Million Dollar Math Trivia Quiz

Answer: Goldbach's Conjecture

The conjecture was originally stated in a 1742 lecture from Goldbach to Euler. It has been verified for numbers up to 100 trillion, but that is not yet a proof. The Russian mathematician Vinogradov has come tantalizing close by proving every (large enough) odd number is the sum of THREE primes.

Unfortunately, you can no longer win a guaranteed million for a proof of this. The publisher of the book below put a time limit on the contest, and that limit expired in 2002.

Answer: Uncle Petros

The book, 'Uncle Petros and Goldbach's Conjecture' was written by Apostolos Doxiadis. The prize was set up as a promotional gimmick for the book (and actually would have cost the publishers much less than $1,000,000 even if the conjecture was solved...they insured the prize through Lloyd's of London).

Answer: P vs. NP

The problems in question are referred to as NP complete. Strangely enough, the question as to whether or not certain minesweeper configurations are possible fits in this category.

Answer: Hodge Conjecture

Even understanding what this problem said would be a pretty big accomplishment.

Answer: Poincaire conjecture

The geometric property in question is that the surface is "simply connected", meaning that any rubber band placed on the surface can be shrunk to a point while leaving the rubber band on the surface. To visualize this in 3 dimensions, imagine a rubber band placed on a doughnut. If you place it properly, you can move it around the doughnut but not take it off. (In essence, this is because the doughnut has a hole that say, an apple does not). Surprisingly, Perelman chose to reject the million dollars, stating that he felt his work was so closely tied with that of others who studied the problem that accepting the prize for himself would be unfair.
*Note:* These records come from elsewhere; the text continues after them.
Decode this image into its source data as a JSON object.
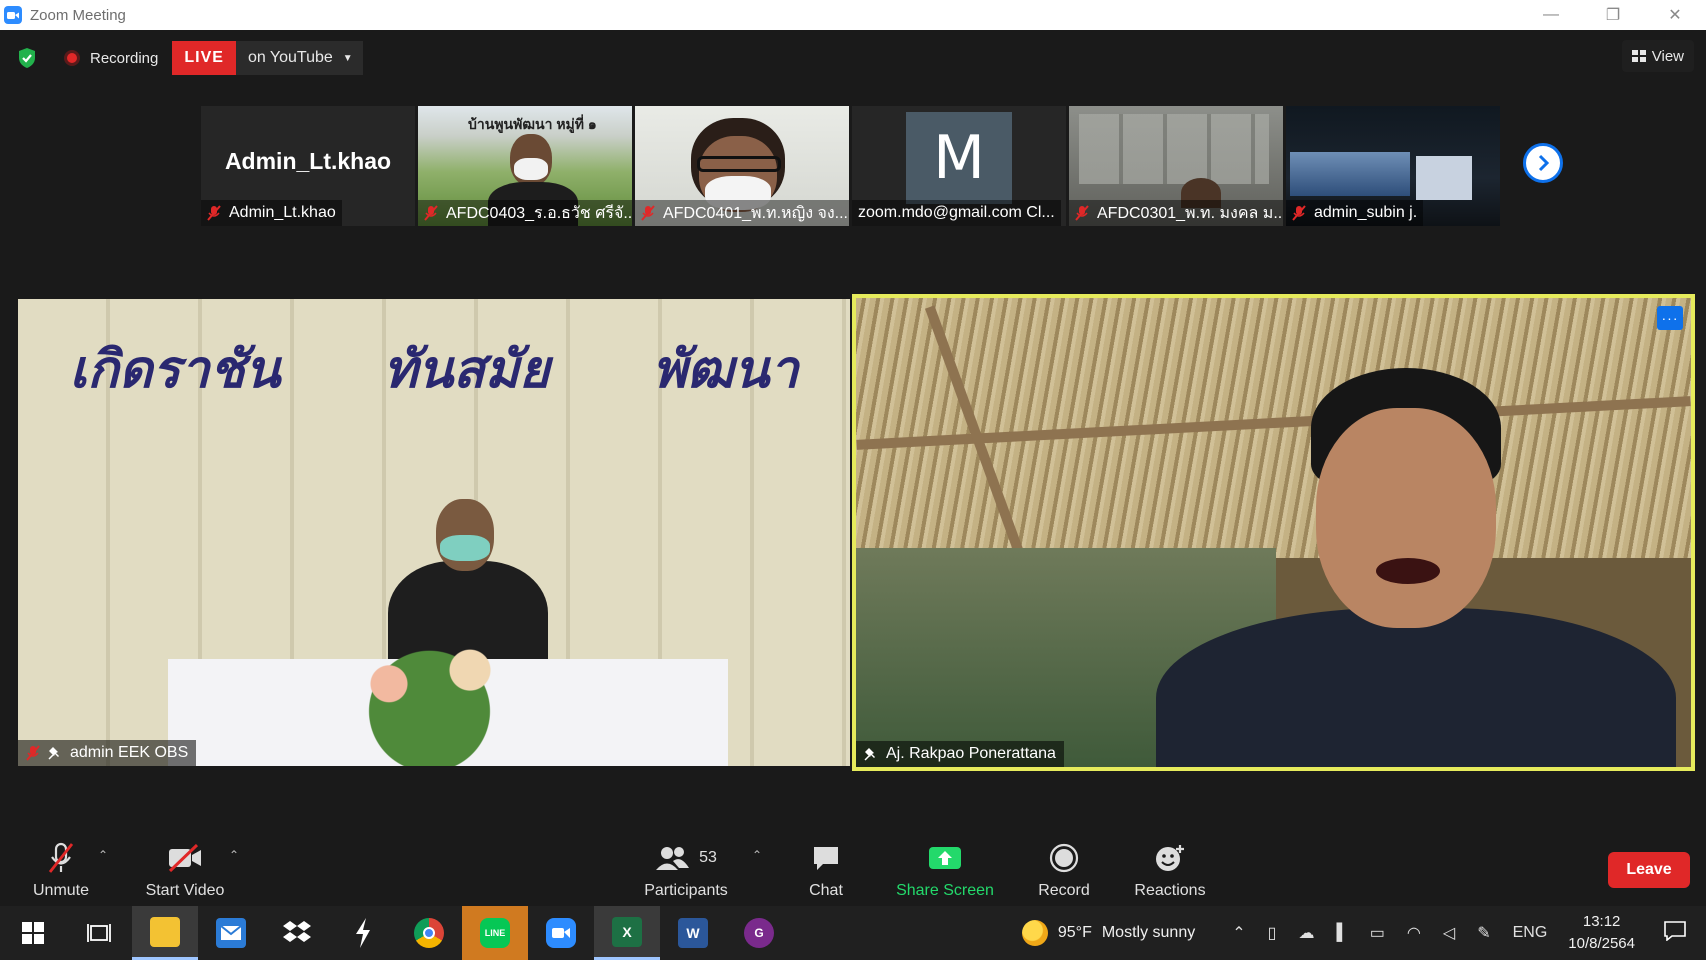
{
  "window": {
    "title": "Zoom Meeting"
  },
  "topbar": {
    "recording_label": "Recording",
    "live_label": "LIVE",
    "live_platform": "on YouTube",
    "view_label": "View"
  },
  "gallery_strip": [
    {
      "name": "Admin_Lt.khao",
      "display": "Admin_Lt.khao",
      "muted": true
    },
    {
      "name": "AFDC0403_ร.อ.ธวัช  ศรีจั...",
      "muted": true,
      "scene_text": "บ้านพูนพัฒนา หมู่ที่ ๑"
    },
    {
      "name": "AFDC0401_พ.ท.หญิง จง...",
      "muted": true
    },
    {
      "name": "zoom.mdo@gmail.com Cl...",
      "avatar_letter": "M",
      "muted": false
    },
    {
      "name": "AFDC0301_พ.ท. มงคล  ม...",
      "muted": true
    },
    {
      "name": "admin_subin j.",
      "muted": true
    }
  ],
  "main_tiles": {
    "left": {
      "name": "admin EEK OBS",
      "banner": [
        "เกิดราชัน",
        "ทันสมัย",
        "พัฒนา"
      ]
    },
    "right": {
      "name": "Aj. Rakpao Ponerattana",
      "more_label": "···"
    }
  },
  "toolbar": {
    "unmute": "Unmute",
    "start_video": "Start Video",
    "participants": "Participants",
    "participants_count": "53",
    "chat": "Chat",
    "share_screen": "Share Screen",
    "record": "Record",
    "reactions": "Reactions",
    "leave": "Leave"
  },
  "taskbar": {
    "weather_temp": "95°F",
    "weather_desc": "Mostly sunny",
    "language": "ENG",
    "time": "13:12",
    "date": "10/8/2564"
  },
  "colors": {
    "accent_blue": "#0e71eb",
    "live_red": "#e02828",
    "share_green": "#23d96b",
    "active_speaker_border": "#e6eb5c"
  }
}
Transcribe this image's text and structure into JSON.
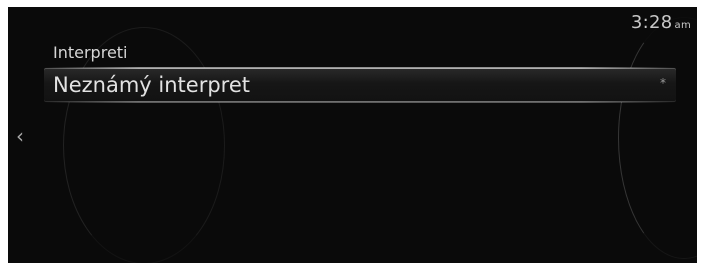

Answer: Riemann hypothesis

Riemann's function is f(s)= the sum from one to infinity of one over (n to the sth power), where the sum converges ... it is defined slightly differently elsewhere. The lines in question are the real numbers and the complex numbers with imaginary part 1 half, and the conjecture has been verified for the first 1.5 billion zeroes.

This is probably the most important unsolved problem in mathematics today. Interesting bit of trivia: The English Mathematician Hardy was an avowed Atheist. Nevertheless, once when there was a great storm, Hardy was forced to cross the sea and was scared for his life. To 'Solve' this problem, he sent a telegram ahead of him claiming 'I have solved the Riemann Hypothesis'. Upon arrival, he said that no, he hadn't actually solved it, but if there WAS a higher power, he was certain that power would not let him die with the false glory of having the world think he had solved the greatest problem in mathematics.

Answer: Yang Mills problem

The challenge is to unite the mathematical model with what is actually observed in the lab.

Answer: Navier-Stokes problem

The equations in questions are differential equations describing, for example, the ripples made by a boat in a lake and the air currents when a jet flies.

Answer: Birch and Swinnerton-Dyer conjecture

Specifically, the conjecture states that if the zeta function is 0, then the number of solutions is infinite. If the function is not zero, the number of solutions is finite.

Answer: Clay Mathematics Institute

More detailed descriptions of the last seven problems, along with conditions for the contest, can be found at www.claymath.org . I would be VERY surprised if any of the problems were solved in the next 10 years (I'm certainly not going to be able to handle any of them!)